Centeno: Injeção pública na Caixa adiada para 2017

  • Margarida Peixoto
  • 18 Novembro 2016

Mário Centeno revelou esta sexta-feira que a injeção de capitais públicos na Caixa Geral de Depósitos só vai acontecer em 2017. O ministro escusou-se a comentar a polémica de António Domingues.

A injeção de capitais públicos na Caixa Geral de Depósitos só vai ser concretizada em 2017. A revelação foi feita esta sexta-feira pelo ministro das Finanças, Mário Centeno, no debate na especialidade do Orçamento do Estado para 2017. O ministro escusou-se, contudo, a comentar as polémicas em torno da declaração de rendimentos e património por parte dos gestores do banco público.

“A capitalização da Caixa Geral de Depósitos é algo absolutamente essencial para a estabilização do sistema financeiro português, absolutamente crucial para o sucesso da economia portuguesa”, começou por defender o ministro das Finanças. “A capitalização tem um acordo com a Comissão Europeia, de ser considerada sem ajuda de Estado”, recordou.

Mas “o impacto que um investimento desta natureza tem no défice será avaliado e analisado em conjunto com as autoridades europeias como tem de ser”, reconheceu. Depois, Mário Centeno garantiu que este “é um processo que está em curso, que está aprovado, que tem um conjunto de medidas importantes para a vida da Caixa e a injeção pública de capital irá ser concretizada no ano de 2017″, revelou.

Inicialmente, a injeção de capitais públicos na CGD, que pode ir até 2,7 mil milhões de euros, estava planeada para 2016, tendo sido mesmo admitido pelo ministro das Finanças a possibilidade de vir a apresentar um Orçamento retificativo para acomodar as necessidades de financiamento adicionais do Estado.

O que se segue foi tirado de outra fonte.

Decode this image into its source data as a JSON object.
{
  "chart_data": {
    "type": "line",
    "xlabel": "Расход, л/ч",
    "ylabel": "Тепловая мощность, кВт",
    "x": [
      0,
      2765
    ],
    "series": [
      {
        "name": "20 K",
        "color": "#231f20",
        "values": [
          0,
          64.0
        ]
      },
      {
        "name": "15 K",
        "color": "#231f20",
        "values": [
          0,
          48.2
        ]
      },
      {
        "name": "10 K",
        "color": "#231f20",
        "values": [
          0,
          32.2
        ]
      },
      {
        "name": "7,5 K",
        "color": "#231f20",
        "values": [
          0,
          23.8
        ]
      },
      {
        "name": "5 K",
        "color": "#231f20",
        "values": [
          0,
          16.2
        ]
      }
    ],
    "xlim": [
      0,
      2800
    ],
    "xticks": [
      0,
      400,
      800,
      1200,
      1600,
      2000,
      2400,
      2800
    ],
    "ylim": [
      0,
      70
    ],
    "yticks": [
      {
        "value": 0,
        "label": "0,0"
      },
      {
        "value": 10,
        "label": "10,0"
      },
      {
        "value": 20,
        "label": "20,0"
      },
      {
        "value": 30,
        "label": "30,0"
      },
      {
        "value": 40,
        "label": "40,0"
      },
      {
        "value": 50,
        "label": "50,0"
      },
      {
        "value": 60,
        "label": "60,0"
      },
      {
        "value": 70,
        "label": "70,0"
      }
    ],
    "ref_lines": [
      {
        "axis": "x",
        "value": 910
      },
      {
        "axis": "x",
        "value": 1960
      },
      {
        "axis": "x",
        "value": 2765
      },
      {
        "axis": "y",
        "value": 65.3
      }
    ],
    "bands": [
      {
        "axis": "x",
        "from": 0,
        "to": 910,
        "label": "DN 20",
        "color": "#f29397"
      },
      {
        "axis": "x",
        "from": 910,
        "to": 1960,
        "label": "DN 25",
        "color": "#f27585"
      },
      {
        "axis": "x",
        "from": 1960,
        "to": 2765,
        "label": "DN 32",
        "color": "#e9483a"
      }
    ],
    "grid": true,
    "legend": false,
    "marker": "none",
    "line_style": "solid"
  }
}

Contudo, várias entidades têm vindo a alertar para os riscos de impacto potencial desta operação no défice orçamental: desde a Unidade Técnica de Apoio Orçamental, até ao Conselho de Finanças Públicas e a própria Comissão Europeia, todas estas instituições reconheceram que há riscos para o défice.

Se o impacto se concretizasse este ano, o país corria o risco de não sair do Procedimento por Défices Excessivos (PDE). Mesmo conseguindo colocar o défice em 2,4% conforme estima o Governo, com o efeito da contabilização da injeção pública no défice, o valor superaria facilmente o limite dos 3%. Ora, embora as operações de apoio ao sistema financeiro não sejam contabilizadas para efeitos de apuramento das metas orçamentais nem levem, por exemplo, à abertura de sanções, impedem os Estados-membros que já estão sob o PDE de sair deste procedimento.

Durante o debate, o ministro das Finanças aproveitou ainda, citando o Conselho de Finanças Públicas (CFP), para frisar que um eventual impacto da recapitalização da Caixa no défice reflete não o valor da injeção pública, mas sim o valor dos prejuízos verificados durante os anos que decorreram entre a anterior recapitalização e a atual.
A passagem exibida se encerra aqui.